I mentioned earlier the plight of hive number three, well, sadly they didn’t make it. The bright side though is that now I have a spare hive to experiment with and I intend to put this increased spacing of the brood frames to the test. So how best to achieve the new spacing. Ideally I suppose, one would commission a number of frames made to the new specifications but I’m looking for a way which, A, I can afford and B, which can easily be reversed if required. I first experimented with pins driven into the edges of the frames to a depth of 3 mm but on reflection have decided against that thinking the bees would quickly propolise them and that they would be unduly restrictive. Instead, have gone with pins in the brood walls. Hopefully my pic’s will describe more aptly what I’m trying to do.












So, this is how I’m going to configure the revised spacings in the new hive, I have no idea whether it will work or if indeed it will make any significant difference but I intend to give it a try. I am convinced that stress is a significant factor in the well being of our bees and I urge you to give it some thought.

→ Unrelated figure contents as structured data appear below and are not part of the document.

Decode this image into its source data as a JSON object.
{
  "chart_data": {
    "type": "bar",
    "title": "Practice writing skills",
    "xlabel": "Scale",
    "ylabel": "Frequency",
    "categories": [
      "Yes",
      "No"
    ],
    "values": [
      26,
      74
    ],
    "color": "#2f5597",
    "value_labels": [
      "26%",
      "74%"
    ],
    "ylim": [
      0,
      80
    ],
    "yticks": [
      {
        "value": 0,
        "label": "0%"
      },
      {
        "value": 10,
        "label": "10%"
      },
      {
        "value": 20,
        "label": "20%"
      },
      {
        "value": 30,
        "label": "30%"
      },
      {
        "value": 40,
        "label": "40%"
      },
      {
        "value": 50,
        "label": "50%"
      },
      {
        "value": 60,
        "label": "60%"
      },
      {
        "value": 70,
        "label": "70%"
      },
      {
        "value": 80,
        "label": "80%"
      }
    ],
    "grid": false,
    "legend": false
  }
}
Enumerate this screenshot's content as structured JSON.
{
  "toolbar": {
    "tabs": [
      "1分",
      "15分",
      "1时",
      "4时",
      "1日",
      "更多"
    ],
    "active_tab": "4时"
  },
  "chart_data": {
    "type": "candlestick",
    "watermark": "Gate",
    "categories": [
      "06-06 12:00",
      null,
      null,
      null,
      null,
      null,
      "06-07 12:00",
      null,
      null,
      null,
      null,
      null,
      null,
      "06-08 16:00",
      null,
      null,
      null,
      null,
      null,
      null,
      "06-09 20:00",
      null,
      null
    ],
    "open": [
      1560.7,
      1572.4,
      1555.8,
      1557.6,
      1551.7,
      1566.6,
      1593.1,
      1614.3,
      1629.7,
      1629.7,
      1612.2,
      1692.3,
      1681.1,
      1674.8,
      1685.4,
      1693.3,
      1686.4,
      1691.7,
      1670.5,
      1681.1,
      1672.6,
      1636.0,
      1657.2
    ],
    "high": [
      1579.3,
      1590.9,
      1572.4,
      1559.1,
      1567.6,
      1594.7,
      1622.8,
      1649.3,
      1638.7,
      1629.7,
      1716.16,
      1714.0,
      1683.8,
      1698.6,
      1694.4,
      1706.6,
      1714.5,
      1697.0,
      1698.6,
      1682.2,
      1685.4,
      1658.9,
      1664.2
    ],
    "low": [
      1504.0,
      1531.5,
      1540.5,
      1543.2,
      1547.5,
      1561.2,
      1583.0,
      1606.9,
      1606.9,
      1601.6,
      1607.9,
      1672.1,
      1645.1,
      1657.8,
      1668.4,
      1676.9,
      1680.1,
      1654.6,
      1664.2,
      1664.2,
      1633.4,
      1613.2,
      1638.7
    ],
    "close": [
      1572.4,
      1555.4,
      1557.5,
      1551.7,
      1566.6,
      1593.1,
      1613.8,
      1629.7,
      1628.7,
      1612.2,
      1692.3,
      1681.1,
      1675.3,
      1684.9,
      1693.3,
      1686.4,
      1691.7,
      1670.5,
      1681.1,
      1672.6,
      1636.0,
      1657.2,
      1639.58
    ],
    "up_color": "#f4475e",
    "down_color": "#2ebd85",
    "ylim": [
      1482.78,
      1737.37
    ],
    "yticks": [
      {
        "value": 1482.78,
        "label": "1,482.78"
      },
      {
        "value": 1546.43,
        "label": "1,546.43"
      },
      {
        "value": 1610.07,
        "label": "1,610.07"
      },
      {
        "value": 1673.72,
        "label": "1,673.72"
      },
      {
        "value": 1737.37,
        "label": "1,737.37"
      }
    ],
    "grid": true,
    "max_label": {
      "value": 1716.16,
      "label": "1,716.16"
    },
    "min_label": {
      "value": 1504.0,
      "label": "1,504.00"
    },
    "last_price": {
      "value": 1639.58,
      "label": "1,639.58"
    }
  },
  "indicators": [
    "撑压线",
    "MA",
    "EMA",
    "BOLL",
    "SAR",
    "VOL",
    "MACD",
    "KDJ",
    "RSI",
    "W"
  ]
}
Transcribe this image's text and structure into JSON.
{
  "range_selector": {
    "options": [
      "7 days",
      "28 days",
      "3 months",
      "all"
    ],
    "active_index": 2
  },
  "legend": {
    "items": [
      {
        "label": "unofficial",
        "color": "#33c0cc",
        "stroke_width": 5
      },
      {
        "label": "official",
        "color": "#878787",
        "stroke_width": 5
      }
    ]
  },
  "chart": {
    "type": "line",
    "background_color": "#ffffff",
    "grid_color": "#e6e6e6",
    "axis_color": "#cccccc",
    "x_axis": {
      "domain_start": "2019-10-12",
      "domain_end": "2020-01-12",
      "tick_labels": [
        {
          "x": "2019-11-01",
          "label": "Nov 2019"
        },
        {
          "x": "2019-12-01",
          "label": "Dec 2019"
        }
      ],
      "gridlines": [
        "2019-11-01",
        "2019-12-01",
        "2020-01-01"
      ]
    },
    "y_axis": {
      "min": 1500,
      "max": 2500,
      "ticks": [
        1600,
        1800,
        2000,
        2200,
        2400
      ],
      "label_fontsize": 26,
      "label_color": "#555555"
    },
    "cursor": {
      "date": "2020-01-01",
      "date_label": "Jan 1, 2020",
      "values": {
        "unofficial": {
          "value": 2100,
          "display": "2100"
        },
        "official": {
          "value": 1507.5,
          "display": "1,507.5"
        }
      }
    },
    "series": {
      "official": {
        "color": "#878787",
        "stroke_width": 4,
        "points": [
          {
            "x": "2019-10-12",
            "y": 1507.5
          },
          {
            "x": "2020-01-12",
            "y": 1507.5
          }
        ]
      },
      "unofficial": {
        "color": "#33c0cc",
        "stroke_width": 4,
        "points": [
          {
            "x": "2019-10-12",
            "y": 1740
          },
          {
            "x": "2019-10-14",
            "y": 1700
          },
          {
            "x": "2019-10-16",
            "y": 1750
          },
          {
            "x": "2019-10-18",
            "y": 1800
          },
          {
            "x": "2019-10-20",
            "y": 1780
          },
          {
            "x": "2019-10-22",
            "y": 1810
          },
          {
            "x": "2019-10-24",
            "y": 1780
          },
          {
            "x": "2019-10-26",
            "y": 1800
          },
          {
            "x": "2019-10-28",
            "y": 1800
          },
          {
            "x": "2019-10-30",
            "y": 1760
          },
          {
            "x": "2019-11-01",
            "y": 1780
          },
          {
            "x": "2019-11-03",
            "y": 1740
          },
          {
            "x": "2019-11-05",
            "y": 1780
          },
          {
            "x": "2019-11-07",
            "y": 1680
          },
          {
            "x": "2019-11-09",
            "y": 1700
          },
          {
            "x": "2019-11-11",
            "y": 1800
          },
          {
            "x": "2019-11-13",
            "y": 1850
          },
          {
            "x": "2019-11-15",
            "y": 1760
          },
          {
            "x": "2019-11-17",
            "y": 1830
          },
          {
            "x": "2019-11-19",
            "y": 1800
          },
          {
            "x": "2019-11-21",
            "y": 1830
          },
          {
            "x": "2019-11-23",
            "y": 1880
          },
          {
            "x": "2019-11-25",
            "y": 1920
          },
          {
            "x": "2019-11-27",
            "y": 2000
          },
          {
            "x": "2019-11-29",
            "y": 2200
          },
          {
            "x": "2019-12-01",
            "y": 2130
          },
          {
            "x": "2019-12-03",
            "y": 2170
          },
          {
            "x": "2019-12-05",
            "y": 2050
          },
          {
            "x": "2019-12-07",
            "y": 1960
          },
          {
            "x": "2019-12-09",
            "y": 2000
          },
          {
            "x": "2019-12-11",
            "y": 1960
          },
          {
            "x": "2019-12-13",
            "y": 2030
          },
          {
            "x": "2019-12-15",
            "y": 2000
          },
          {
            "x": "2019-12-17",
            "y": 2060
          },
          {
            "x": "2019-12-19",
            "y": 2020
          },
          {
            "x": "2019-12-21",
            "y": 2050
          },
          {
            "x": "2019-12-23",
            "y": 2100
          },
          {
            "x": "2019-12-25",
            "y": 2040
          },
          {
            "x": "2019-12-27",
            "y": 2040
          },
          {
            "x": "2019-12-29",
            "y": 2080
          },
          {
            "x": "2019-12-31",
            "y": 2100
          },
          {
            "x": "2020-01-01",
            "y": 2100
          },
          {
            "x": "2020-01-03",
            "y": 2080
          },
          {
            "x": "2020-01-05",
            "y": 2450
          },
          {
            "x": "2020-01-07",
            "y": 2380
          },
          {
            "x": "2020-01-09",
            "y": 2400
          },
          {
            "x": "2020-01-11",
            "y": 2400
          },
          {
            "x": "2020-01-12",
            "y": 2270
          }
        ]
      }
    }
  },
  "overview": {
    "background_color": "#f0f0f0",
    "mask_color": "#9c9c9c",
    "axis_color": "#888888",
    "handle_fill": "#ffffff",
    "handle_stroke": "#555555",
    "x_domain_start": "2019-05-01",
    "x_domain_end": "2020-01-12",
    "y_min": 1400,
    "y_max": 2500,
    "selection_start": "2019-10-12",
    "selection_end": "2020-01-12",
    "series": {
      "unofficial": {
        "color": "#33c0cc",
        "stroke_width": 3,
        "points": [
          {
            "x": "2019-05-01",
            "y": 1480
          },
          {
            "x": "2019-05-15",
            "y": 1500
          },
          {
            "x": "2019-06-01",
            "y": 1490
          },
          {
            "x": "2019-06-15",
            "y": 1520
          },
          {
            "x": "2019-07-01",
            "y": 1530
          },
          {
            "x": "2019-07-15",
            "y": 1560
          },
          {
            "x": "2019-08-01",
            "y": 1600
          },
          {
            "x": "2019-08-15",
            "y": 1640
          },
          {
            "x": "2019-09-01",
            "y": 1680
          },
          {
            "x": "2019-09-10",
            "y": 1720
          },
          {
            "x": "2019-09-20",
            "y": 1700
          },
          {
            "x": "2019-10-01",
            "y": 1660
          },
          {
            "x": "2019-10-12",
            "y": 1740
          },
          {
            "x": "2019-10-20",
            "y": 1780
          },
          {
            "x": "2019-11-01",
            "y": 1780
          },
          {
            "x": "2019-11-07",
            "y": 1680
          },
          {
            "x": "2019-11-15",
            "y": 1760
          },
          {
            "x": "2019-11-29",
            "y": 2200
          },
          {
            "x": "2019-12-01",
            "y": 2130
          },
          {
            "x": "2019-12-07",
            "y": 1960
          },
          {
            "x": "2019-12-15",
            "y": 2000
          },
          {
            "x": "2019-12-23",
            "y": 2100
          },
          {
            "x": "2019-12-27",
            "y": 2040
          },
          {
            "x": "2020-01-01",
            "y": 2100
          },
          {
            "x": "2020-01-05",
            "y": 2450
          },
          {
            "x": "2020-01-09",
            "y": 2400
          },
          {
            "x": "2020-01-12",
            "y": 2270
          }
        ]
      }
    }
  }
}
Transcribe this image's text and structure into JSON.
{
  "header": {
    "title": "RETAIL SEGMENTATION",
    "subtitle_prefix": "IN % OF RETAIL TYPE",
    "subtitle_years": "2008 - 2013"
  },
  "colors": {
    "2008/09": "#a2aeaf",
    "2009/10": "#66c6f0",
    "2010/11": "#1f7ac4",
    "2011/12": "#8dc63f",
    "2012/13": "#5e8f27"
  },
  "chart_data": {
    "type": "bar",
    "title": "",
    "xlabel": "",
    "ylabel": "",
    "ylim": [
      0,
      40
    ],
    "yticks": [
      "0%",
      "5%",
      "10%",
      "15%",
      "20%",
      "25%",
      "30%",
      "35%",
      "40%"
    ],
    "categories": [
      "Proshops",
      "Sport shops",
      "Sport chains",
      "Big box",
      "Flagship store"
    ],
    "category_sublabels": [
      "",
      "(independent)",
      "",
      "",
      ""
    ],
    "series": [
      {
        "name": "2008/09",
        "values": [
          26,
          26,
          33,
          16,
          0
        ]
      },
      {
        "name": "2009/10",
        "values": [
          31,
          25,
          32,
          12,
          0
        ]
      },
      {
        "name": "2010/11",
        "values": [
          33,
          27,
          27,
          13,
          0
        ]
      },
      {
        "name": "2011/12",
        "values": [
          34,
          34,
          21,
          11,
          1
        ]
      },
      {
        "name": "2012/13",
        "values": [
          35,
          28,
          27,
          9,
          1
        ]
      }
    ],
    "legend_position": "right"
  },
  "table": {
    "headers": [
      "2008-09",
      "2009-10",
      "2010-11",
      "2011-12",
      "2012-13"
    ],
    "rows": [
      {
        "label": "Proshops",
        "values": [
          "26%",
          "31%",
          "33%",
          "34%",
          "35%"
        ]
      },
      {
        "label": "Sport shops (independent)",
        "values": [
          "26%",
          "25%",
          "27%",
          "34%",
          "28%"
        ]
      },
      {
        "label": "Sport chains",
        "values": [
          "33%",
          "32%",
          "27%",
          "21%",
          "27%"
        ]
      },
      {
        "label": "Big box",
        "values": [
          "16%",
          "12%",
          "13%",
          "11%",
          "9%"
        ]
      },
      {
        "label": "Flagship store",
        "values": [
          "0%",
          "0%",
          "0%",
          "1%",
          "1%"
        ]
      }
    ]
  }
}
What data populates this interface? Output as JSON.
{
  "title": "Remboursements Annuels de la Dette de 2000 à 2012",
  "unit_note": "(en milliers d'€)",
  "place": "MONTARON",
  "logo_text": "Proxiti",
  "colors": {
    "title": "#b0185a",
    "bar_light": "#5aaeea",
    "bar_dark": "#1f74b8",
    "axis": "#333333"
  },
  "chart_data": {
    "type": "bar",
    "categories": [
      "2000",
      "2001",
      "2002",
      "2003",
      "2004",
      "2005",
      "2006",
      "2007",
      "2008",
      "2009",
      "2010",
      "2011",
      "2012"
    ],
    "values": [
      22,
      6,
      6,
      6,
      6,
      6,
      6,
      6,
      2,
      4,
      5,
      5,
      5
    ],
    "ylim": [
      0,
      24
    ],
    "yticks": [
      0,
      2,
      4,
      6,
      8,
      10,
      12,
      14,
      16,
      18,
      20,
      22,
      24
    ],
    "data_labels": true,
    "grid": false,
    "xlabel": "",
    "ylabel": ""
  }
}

It’s the middle of April now and I still haven’t had my first full hive inspection, everything seems to be running about a month late. Having an empty hive now did however give me the opportunity to change all the floors, although under normal circumstances, this would have been carried out in March. With the spare floor from the empty hive, this having been cleaned and scoured with a blow torch, it was a quick and simple task to perform. The spare floor was placed alongside hive 1 with the entrance facing the same way. The hive was then lifted onto the new floor and was then slid back to it’s original position. That floor then received the same treatment before being given to hive 2 and so on. The whole operation took less than half an hour and I don’t suppose the bees were even aware that it had taken place. Lifting the hives onto their new floors also gave me an indication as to their stores levels. 1 and 7 were a little light and were given syrup. I was pleased to have got the floors sorted out, as I said, this would normally have been done weeks earlier but, “better late than never” I suppose. I was also pleased to see that in the main, they were clean with no more corpses present than one would expect. With the weather still so unpredictable, I took the decision to put off a full inspection a little longer. The condition of the floors and the fact that the bees were flying on all but the worst of days suggested that things were moving along reasonably well inside the hives and this further re-enforced my decision to hold back my first full inspection.